Find the coordinates of the vertices of the figures formed by:

y<=x+2, x+y <=6, and y>= -2

A. (0,0), (2,4), (8,-2)
B. (-4,-2), (2,4), (8,-2)
C. (-4,-2), (4,2), (8,-2)

I have substituted all of the above in the equations and they all are true. I'm confused.

Thanks.

To find the vertices of the figures formed by the given inequalities, you can start by graphing each of the inequalities individually and then identifying the regions where they overlap. The overlapping regions will represent the solution to the system of inequalities.

Let's start with the first inequality, y <= x + 2. To graph this, you can start by considering the boundary line y = x + 2. This line has a slope of 1 and a y-intercept of 2. You can consider two points on this line, for example, when x = 0, y = 2, and when x = -2, y = 0. Plotting these points and drawing a line through them will give you the boundary line.

Now, to determine which side of the line represents the solution to the inequality, you can choose a test point that is not on the boundary line. For example, let's use the origin (0,0). Substitute the coordinates of this point into the inequality y <= x + 2: 0 <= 0 + 2. Since this inequality is true, you should shade the region below the boundary line.

Moving on to the second inequality, x + y <= 6. Similarly, you can consider the boundary line x + y = 6. To graph this line, set x to 0, y will be 6, and when y is 0, x will be 6.

Once again, choose a test point not on the boundary line, such as the origin (0,0), and substitute it into the inequality. 0 + 0 <= 6 is true, so the region below the line is shaded.

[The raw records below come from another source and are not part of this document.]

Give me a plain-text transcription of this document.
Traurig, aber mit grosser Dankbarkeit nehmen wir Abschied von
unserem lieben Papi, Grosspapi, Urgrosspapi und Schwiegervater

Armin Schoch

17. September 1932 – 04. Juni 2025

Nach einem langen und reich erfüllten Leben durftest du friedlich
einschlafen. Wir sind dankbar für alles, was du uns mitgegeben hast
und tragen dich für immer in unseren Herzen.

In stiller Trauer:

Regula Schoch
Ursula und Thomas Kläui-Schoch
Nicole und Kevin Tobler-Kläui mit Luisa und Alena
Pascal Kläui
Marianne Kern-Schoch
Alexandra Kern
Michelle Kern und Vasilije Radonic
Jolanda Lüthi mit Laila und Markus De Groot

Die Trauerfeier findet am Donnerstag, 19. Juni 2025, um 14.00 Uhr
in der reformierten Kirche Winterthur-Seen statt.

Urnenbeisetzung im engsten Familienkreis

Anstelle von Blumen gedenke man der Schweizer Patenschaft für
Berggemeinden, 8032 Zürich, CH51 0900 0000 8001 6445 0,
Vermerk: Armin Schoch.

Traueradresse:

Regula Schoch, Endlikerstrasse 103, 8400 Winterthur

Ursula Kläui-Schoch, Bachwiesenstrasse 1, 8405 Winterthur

Lastly, for the third inequality, y >= -2, you need to graph the boundary line y = -2. This is a horizontal line passing through the point (0, -2). Since it's a "greater than or equal to" inequality, shade the region above the boundary line.

Now, you need to find the overlapping region of these shaded regions from all three inequalities. The vertices of this region will be the coordinates of the figures formed.

Looking at the options given, we can see that option A has the point (8,-2) as one of the vertices, so let's see if this option satisfies the other two points as well.

Substitute the coordinates of the point (2,4) into the three inequality equations:
For y <= x + 2, 4 <= 2 + 2, which is true.
For x + y <= 6, 2 + 4 <= 6, which is also true.
For y >= -2, 4 >= -2, which is true.

Therefore, option A, (0,0), (2,4), (8,-2), is the correct answer.